Muchos gobiernos árabes temen el contagio de la revolución tunecina

Juan Guahán*

Túnez, uno de los países más pequeños y occidentalizados del África, vive una auténtica revolución política que el tiempo dirá si también se transforma en una revolución social. Allí, en el norte del continente africano, entre Libia y Argelia, limitados por el Mar Mediterráneo y el desierto de Sahara (que ocupa el 40% de ese territorio), viven algo más de 10 millones de habitantes que se independizaron de Francia en la segunda mitad de la década de los 50.

 

Desde esos días hasta la semana pasada solo dos gobernantes dirigieron los destinos de ese país. Habib Bourguiba, líder del proceso independicista, lo hizo hasta 1987, a partir de esa fecha gobernó el recientemente depuesto Zine-el-Abidin-Ben Alí.   

En estos últimos años Estados Unidos y Europa tuvieron en el gobierno tunecino un baluarte para contener el “avance” islámico. El Fondo Monetario Internacional (FMI) lo mostraba como un “modelo” a seguir por los demás países africanos. Allí reinaban las leyes de la “economía de mercado”. 

Todo parecía transcurrir en la paz impuesta por un régimen autoritario que desarrollaba una economía capitalista y respetaba las formalidades democráticas. La crisis, en los países centrales, hizo disminuir el turismo y la migración de trabajadores tunecinos hacia los mismos. Creció el desempleo, disminuyeron los ingresos de los sectores más humildes y muchos jóvenes veían como se esfumaba la posibilidad de tener un futuro digno.   

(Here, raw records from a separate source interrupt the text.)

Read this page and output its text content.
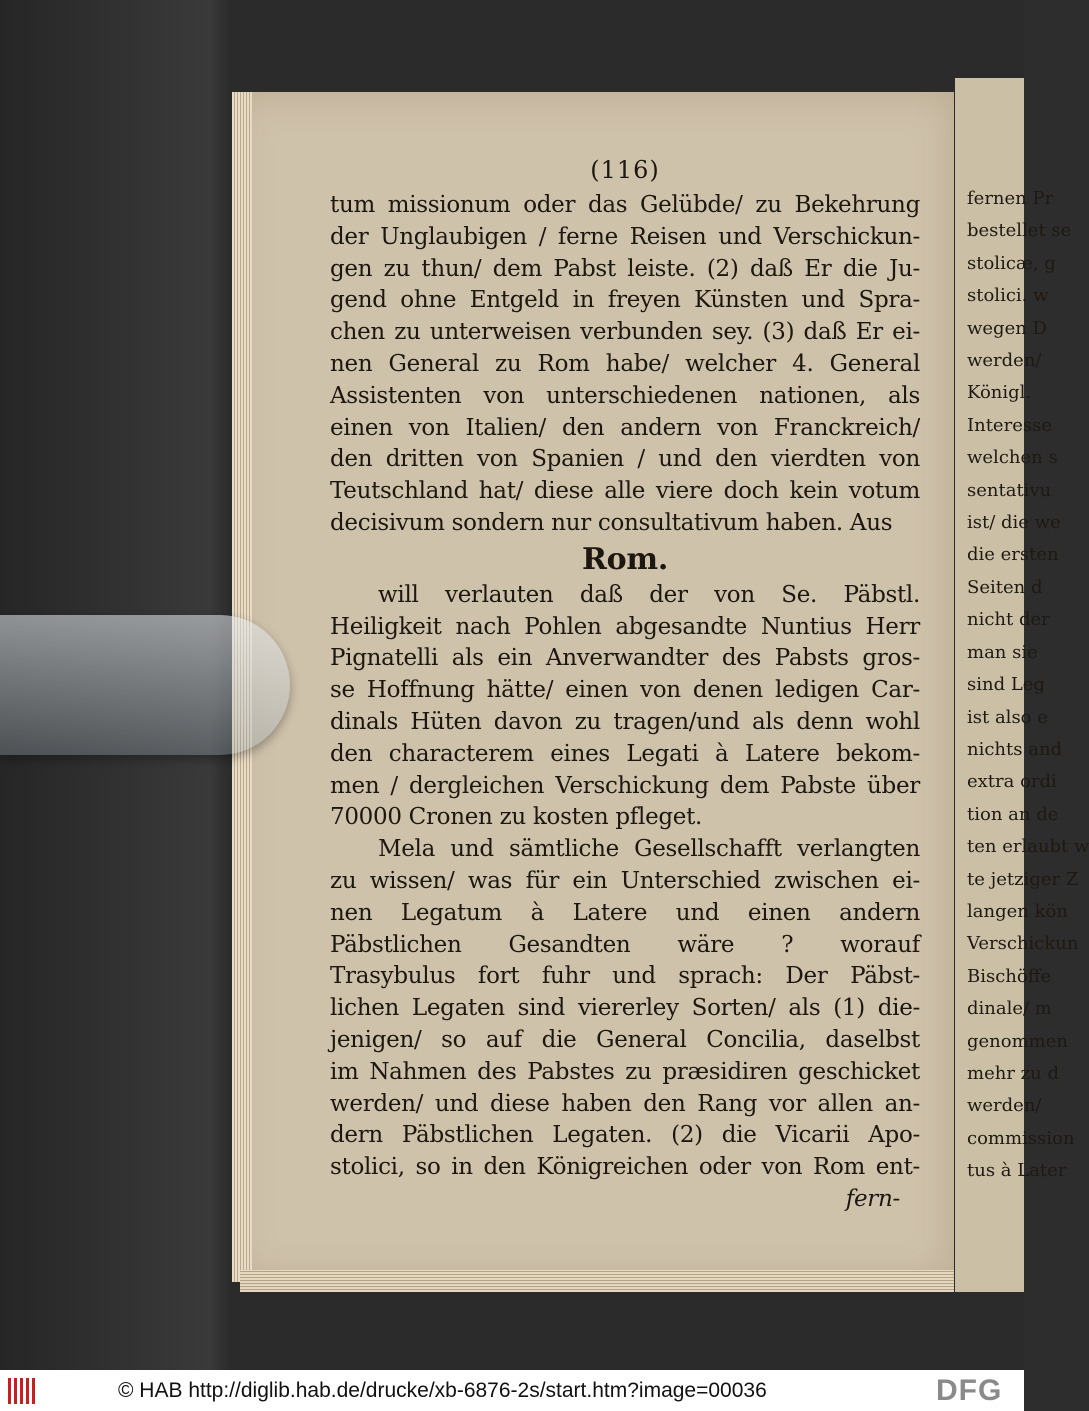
fernen Pr
bestellet se
stolicæ, g
stolici. w
wegen D
werden/
Königl.
Interesse
welchen s
sentativu
ist/ die we
die ersten
Seiten d
nicht der
man sie
sind Leg
ist also e
nichts and
extra ordi
tion an de
ten erlaubt w
te jetziger Z
langen kön
Verschickun
Bischöffe
dinale/ m
genommen
mehr zu d
werden/
commission
tus à Later
(116)
tum missionum oder das Gelübde/ zu Bekehrung
der Unglaubigen / ferne Reisen und Verschickun-
gen zu thun/ dem Pabst leiste. (2) daß Er die Ju-
gend ohne Entgeld in freyen Künsten und Spra-
chen zu unterweisen verbunden sey. (3) daß Er ei-
nen General zu Rom habe/ welcher 4. General
Assistenten von unterschiedenen nationen, als
einen von Italien/ den andern von Franckreich/
den dritten von Spanien / und den vierdten von
Teutschland hat/ diese alle viere doch kein votum
decisivum sondern nur consultativum haben. Aus
Rom.
will verlauten daß der von Se. Päbstl.
Heiligkeit nach Pohlen abgesandte Nuntius Herr
Pignatelli als ein Anverwandter des Pabsts gros-
se Hoffnung hätte/ einen von denen ledigen Car-
dinals Hüten davon zu tragen/und als denn wohl
den characterem eines Legati à Latere bekom-
men / dergleichen Verschickung dem Pabste über
70000 Cronen zu kosten pfleget.
Mela und sämtliche Gesellschafft verlangten
zu wissen/ was für ein Unterschied zwischen ei-
nen Legatum à Latere und einen andern
Päbstlichen Gesandten wäre ? worauf
Trasybulus fort fuhr und sprach: Der Päbst-
lichen Legaten sind viererley Sorten/ als (1) die-
jenigen/ so auf die General Concilia, daselbst
im Nahmen des Pabstes zu præsidiren geschicket
werden/ und diese haben den Rang vor allen an-
dern Päbstlichen Legaten. (2) die Vicarii Apo-
stolici, so in den Königreichen oder von Rom ent-
fern-
© HAB http://diglib.hab.de/drucke/xb-6876-2s/start.htm?image=00036	DFG
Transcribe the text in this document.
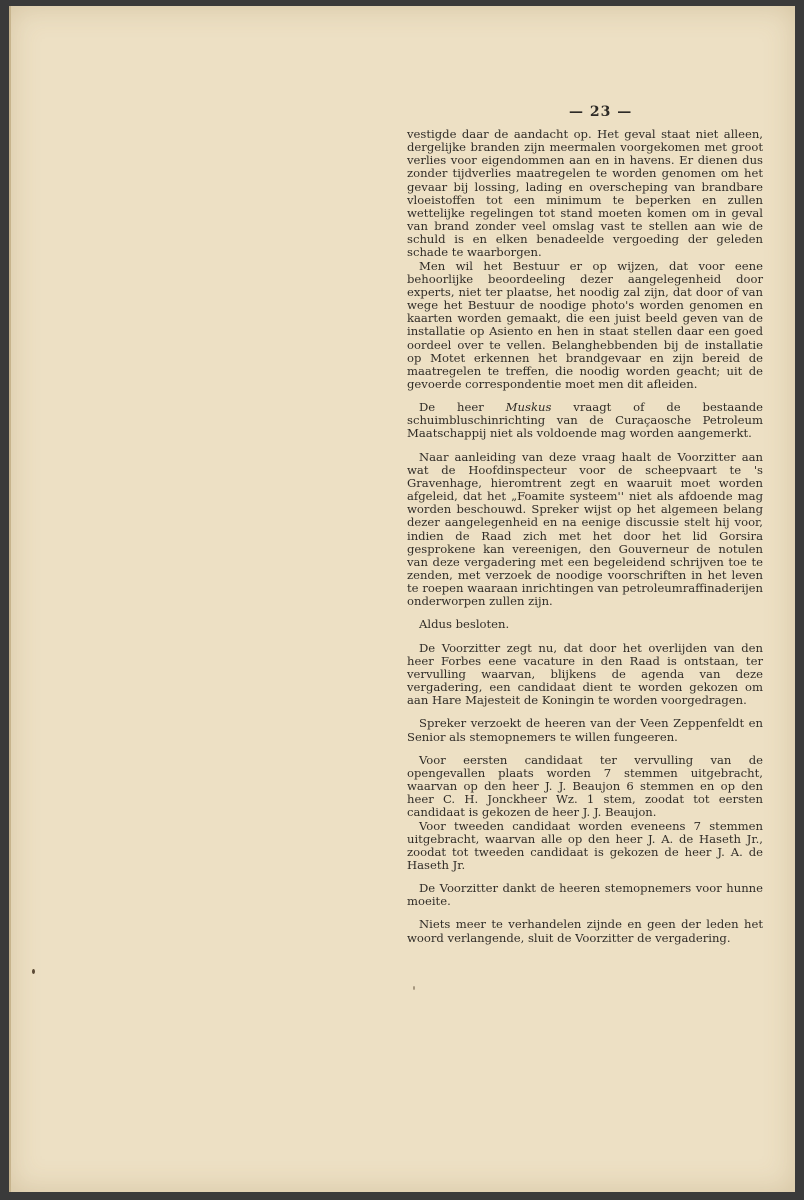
— 23 —

vestigde daar de aandacht op. Het geval staat niet alleen, dergelijke branden zijn meermalen voorgekomen met groot verlies voor eigendommen aan en in havens. Er dienen dus zonder tijdverlies maatregelen te worden genomen om het gevaar bij lossing, lading en overscheping van brandbare vloeistoffen tot een minimum te beperken en zullen wettelijke regelingen tot stand moeten komen om in geval van brand zonder veel omslag vast te stellen aan wie de schuld is en elken benadeelde vergoeding der geleden schade te waarborgen.

Men wil het Bestuur er op wijzen, dat voor eene behoorlijke beoordeeling dezer aangelegenheid door experts, niet ter plaatse, het noodig zal zijn, dat door of van wege het Bestuur de noodige photo's worden genomen en kaarten worden gemaakt, die een juist beeld geven van de installatie op Asiento en hen in staat stellen daar een goed oordeel over te vellen. Belanghebbenden bij de installatie op Motet erkennen het brandgevaar en zijn bereid de maatregelen te treffen, die noodig worden geacht; uit de gevoerde correspondentie moet men dit afleiden.

De heer Muskus vraagt of de bestaande schuimbluschinrichting van de Curaçaosche Petroleum Maatschappij niet als voldoende mag worden aangemerkt.

Naar aanleiding van deze vraag haalt de Voorzitter aan wat de Hoofdinspecteur voor de scheepvaart te 's Gravenhage, hieromtrent zegt en waaruit moet worden afgeleid, dat het „Foamite systeem'' niet als afdoende mag worden beschouwd. Spreker wijst op het algemeen belang dezer aangelegenheid en na eenige discussie stelt hij voor, indien de Raad zich met het door het lid Gorsira gesprokene kan vereenigen, den Gouverneur de notulen van deze vergadering met een begeleidend schrijven toe te zenden, met verzoek de noodige voorschriften in het leven te roepen waaraan inrichtingen van petroleumraffinaderijen onderworpen zullen zijn.

Aldus besloten.

De Voorzitter zegt nu, dat door het overlijden van den heer Forbes eene vacature in den Raad is ontstaan, ter vervulling waarvan, blijkens de agenda van deze vergadering, een candidaat dient te worden gekozen om aan Hare Majesteit de Koningin te worden voorgedragen.

Spreker verzoekt de heeren van der Veen Zeppenfeldt en Senior als stemopnemers te willen fungeeren.

Voor eersten candidaat ter vervulling van de opengevallen plaats worden 7 stemmen uitgebracht, waarvan op den heer J. J. Beaujon 6 stemmen en op den heer C. H. Jonckheer Wz. 1 stem, zoodat tot eersten candidaat is gekozen de heer J. J. Beaujon.

Voor tweeden candidaat worden eveneens 7 stemmen uitgebracht, waarvan alle op den heer J. A. de Haseth Jr., zoodat tot tweeden candidaat is gekozen de heer J. A. de Haseth Jr.

De Voorzitter dankt de heeren stemopnemers voor hunne moeite.

Niets meer te verhandelen zijnde en geen der leden het woord verlangende, sluit de Voorzitter de vergadering.
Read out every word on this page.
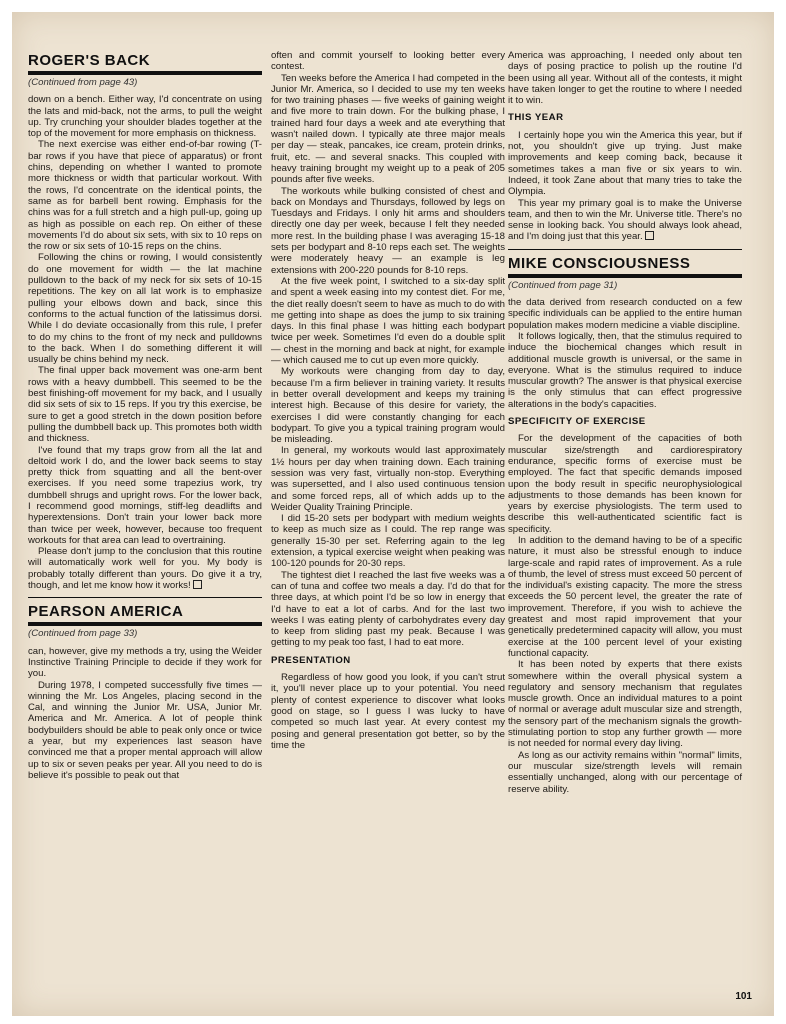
ROGER'S BACK
(Continued from page 43)

down on a bench. Either way, I'd concentrate on using the lats and mid-back, not the arms, to pull the weight up. Try crunching your shoulder blades together at the top of the movement for more emphasis on thickness.

The next exercise was either end-of-bar rowing (T-bar rows if you have that piece of apparatus) or front chins, depending on whether I wanted to promote more thickness or width that particular workout. With the rows, I'd concentrate on the identical points, the same as for barbell bent rowing. Emphasis for the chins was for a full stretch and a high pull-up, going up as high as possible on each rep. On either of these movements I'd do about six sets, with six to 10 reps on the row or six sets of 10-15 reps on the chins.

Following the chins or rowing, I would consistently do one movement for width — the lat machine pulldown to the back of my neck for six sets of 10-15 repetitions. The key on all lat work is to emphasize pulling your elbows down and back, since this conforms to the actual function of the latissimus dorsi. While I do deviate occasionally from this rule, I prefer to do my chins to the front of my neck and pulldowns to the back. When I do something different it will usually be chins behind my neck.

The final upper back movement was one-arm bent rows with a heavy dumbbell. This seemed to be the best finishing-off movement for my back, and I usually did six sets of six to 15 reps. If you try this exercise, be sure to get a good stretch in the down position before pulling the dumbbell back up. This promotes both width and thickness.

I've found that my traps grow from all the lat and deltoid work I do, and the lower back seems to stay pretty thick from squatting and all the bent-over exercises. If you need some trapezius work, try dumbbell shrugs and upright rows. For the lower back, I recommend good mornings, stiff-leg deadlifts and hyperextensions. Don't train your lower back more than twice per week, however, because too frequent workouts for that area can lead to overtraining.

Please don't jump to the conclusion that this routine will automatically work well for you. My body is probably totally different than yours. Do give it a try, though, and let me know how it works!

PEARSON AMERICA
(Continued from page 33)

can, however, give my methods a try, using the Weider Instinctive Training Principle to decide if they work for you.

During 1978, I competed successfully five times — winning the Mr. Los Angeles, placing second in the Cal, and winning the Junior Mr. USA, Junior Mr. America and Mr. America. A lot of people think bodybuilders should be able to peak only once or twice a year, but my experiences last season have convinced me that a proper mental approach will allow up to six or seven peaks per year. All you need to do is believe it's possible to peak out that

often and commit yourself to looking better every contest.

Ten weeks before the America I had competed in the Junior Mr. America, so I decided to use my ten weeks for two training phases — five weeks of gaining weight and five more to train down. For the bulking phase, I trained hard four days a week and ate everything that wasn't nailed down. I typically ate three major meals per day — steak, pancakes, ice cream, protein drinks, fruit, etc. — and several snacks. This coupled with heavy training brought my weight up to a peak of 205 pounds after five weeks.

The workouts while bulking consisted of chest and back on Mondays and Thursdays, followed by legs on Tuesdays and Fridays. I only hit arms and shoulders directly one day per week, because I felt they needed more rest. In the building phase I was averaging 15-18 sets per bodypart and 8-10 reps each set. The weights were moderately heavy — an example is leg extensions with 200-220 pounds for 8-10 reps.

At the five week point, I switched to a six-day split and spent a week easing into my contest diet. For me, the diet really doesn't seem to have as much to do with me getting into shape as does the jump to six training days. In this final phase I was hitting each bodypart twice per week. Sometimes I'd even do a double split — chest in the morning and back at night, for example — which caused me to cut up even more quickly.

My workouts were changing from day to day, because I'm a firm believer in training variety. It results in better overall development and keeps my training interest high. Because of this desire for variety, the exercises I did were constantly changing for each bodypart. To give you a typical training program would be misleading.

In general, my workouts would last approximately 1½ hours per day when training down. Each training session was very fast, virtually non-stop. Everything was supersetted, and I also used continuous tension and some forced reps, all of which adds up to the Weider Quality Training Principle.

I did 15-20 sets per bodypart with medium weights to keep as much size as I could. The rep range was generally 15-30 per set. Referring again to the leg extension, a typical exercise weight when peaking was 100-120 pounds for 20-30 reps.

The tightest diet I reached the last five weeks was a can of tuna and coffee two meals a day. I'd do that for three days, at which point I'd be so low in energy that I'd have to eat a lot of carbs. And for the last two weeks I was eating plenty of carbohydrates every day to keep from sliding past my peak. Because I was getting to my peak too fast, I had to eat more.

PRESENTATION

Regardless of how good you look, if you can't strut it, you'll never place up to your potential. You need plenty of contest experience to discover what looks good on stage, so I guess I was lucky to have competed so much last year. At every contest my posing and general presentation got better, so by the time the

America was approaching, I needed only about ten days of posing practice to polish up the routine I'd been using all year. Without all of the contests, it might have taken longer to get the routine to where I needed it to win.

THIS YEAR

I certainly hope you win the America this year, but if not, you shouldn't give up trying. Just make improvements and keep coming back, because it sometimes takes a man five or six years to win. Indeed, it took Zane about that many tries to take the Olympia.

This year my primary goal is to make the Universe team, and then to win the Mr. Universe title. There's no sense in looking back. You should always look ahead, and I'm doing just that this year.

MIKE CONSCIOUSNESS
(Continued from page 31)

the data derived from research conducted on a few specific individuals can be applied to the entire human population makes modern medicine a viable discipline.

It follows logically, then, that the stimulus required to induce the biochemical changes which result in additional muscle growth is universal, or the same in everyone. What is the stimulus required to induce muscular growth? The answer is that physical exercise is the only stimulus that can effect progressive alterations in the body's capacities.

SPECIFICITY OF EXERCISE

For the development of the capacities of both muscular size/strength and cardiorespiratory endurance, specific forms of exercise must be employed. The fact that specific demands imposed upon the body result in specific neurophysiological adjustments to those demands has been known for years by exercise physiologists. The term used to describe this well-authenticated scientific fact is specificity.

In addition to the demand having to be of a specific nature, it must also be stressful enough to induce large-scale and rapid rates of improvement. As a rule of thumb, the level of stress must exceed 50 percent of the individual's existing capacity. The more the stress exceeds the 50 percent level, the greater the rate of improvement. Therefore, if you wish to achieve the greatest and most rapid improvement that your genetically predetermined capacity will allow, you must exercise at the 100 percent level of your existing functional capacity.

It has been noted by experts that there exists somewhere within the overall physical system a regulatory and sensory mechanism that regulates muscle growth. Once an individual matures to a point of normal or average adult muscular size and strength, the sensory part of the mechanism signals the growth-stimulating portion to stop any further growth — more is not needed for normal every day living.

As long as our activity remains within "normal" limits, our muscular size/strength levels will remain essentially unchanged, along with our percentage of reserve ability.

101
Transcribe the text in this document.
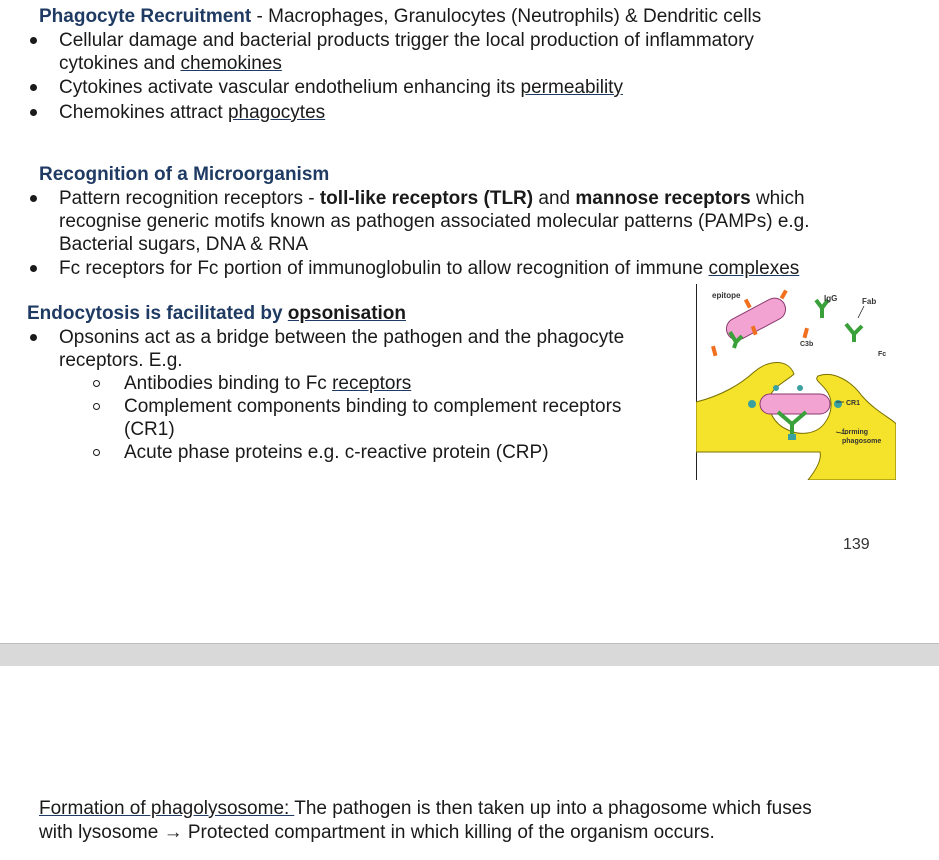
Phagocyte Recruitment - Macrophages, Granulocytes (Neutrophils) & Dendritic cells
Cellular damage and bacterial products trigger the local production of inflammatory
cytokines and chemokines
Cytokines activate vascular endothelium enhancing its permeability
Chemokines attract phagocytes
Recognition of a Microorganism
Pattern recognition receptors - toll-like receptors (TLR) and mannose receptors which
recognise generic motifs known as pathogen associated molecular patterns (PAMPs) e.g.
Bacterial sugars, DNA & RNA
Fc receptors for Fc portion of immunoglobulin to allow recognition of immune complexes
Endocytosis is facilitated by opsonisation
Opsonins act as a bridge between the pathogen and the phagocyte
receptors. E.g.
Antibodies binding to Fc receptors
Complement components binding to complement receptors
(CR1)
Acute phase proteins e.g. c-reactive protein (CRP)
epitope	IgG	Fab
C3b
Fc
CR1
forming
phagosome
139
Formation of phagolysosome: The pathogen is then taken up into a phagosome which fuses
with lysosome → Protected compartment in which killing of the organism occurs.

A pesar de ello África parecía resignada. Había quedado muy lejos en el tiempo la revolución nasserista, en el Egipto de los 50; las luchas anticolonialistas de los 60 –incluida la gloriosa Independencia de Argelia (1963)- están derivando, en muchos casos, en gobiernos aliados con el poder imperial; la fuerza que había llevado a Kadafi al poder en Libia perdió la vitalidad de sus inicios. La pérdida de fuerza de ese nacionalismo pan arábigo dejó un vacío que fue ocupado por diversos movimientos islámicos. 

Esa “normalidad” se rompió abruptamente cuando el 17 de diciembre Mohamad Buazizi, un joven estudiante universitario y vendedor ambulante de 26 años, se prendió fuego –muriendo días después- cuando la policía le requisó su mercadería. Tras cuatro semanas de constantes y crecientes movilizaciones callejeras, el corrupto gobierno de Ben Alí -tras varios intentos de hacer concesiones- tuvo que irse el 14 de enero. El Ejército le quitó su apoyo, se negó a reprimir y enfrentó a fuerzas policiales y hordas oficialistas que intentaron salvar lo insalvable.

El pueblo se armó de palos y constituyó, en muchos casos junto al Ejército, Comités de Autodefensa para evitar las provocaciones de los adictos al viejo régimen. Un gobierno provisorio –con algunas figuras del pasado- todavía no terminó de consolidarse porque el pueblo demanda “empezar todo de cero”. Mientras tanto se ha decretado un duelo nacional por los más de 100 muertos producidos con motivo de la represión a esta rebelión popular y se están liberando los presos políticos, incluidos los islámicos. 

Muchos países árabes, particularmente Marruecos y Egipto, tienen  miedo que esta rebelión se traslade al interior de sus fronteras. Los países europeos y Estados Unidos dudan.

Temen que este movimiento favorezca a los islámicos, aunque la sociedad tunecina es la más liberal de toda África, pero también saben que tienen que tomar distancia del “viejo régimen” aborrecido por la inmensa mayoría de ese pueblo en estado de rebeldía. Occidente la quiere controlar hasta en su nombre, denominándola “Revolución de los jazmines”, con ello la quiere acercar a los procesos que se dieron en el interior de los ex países comunistas del este europeo.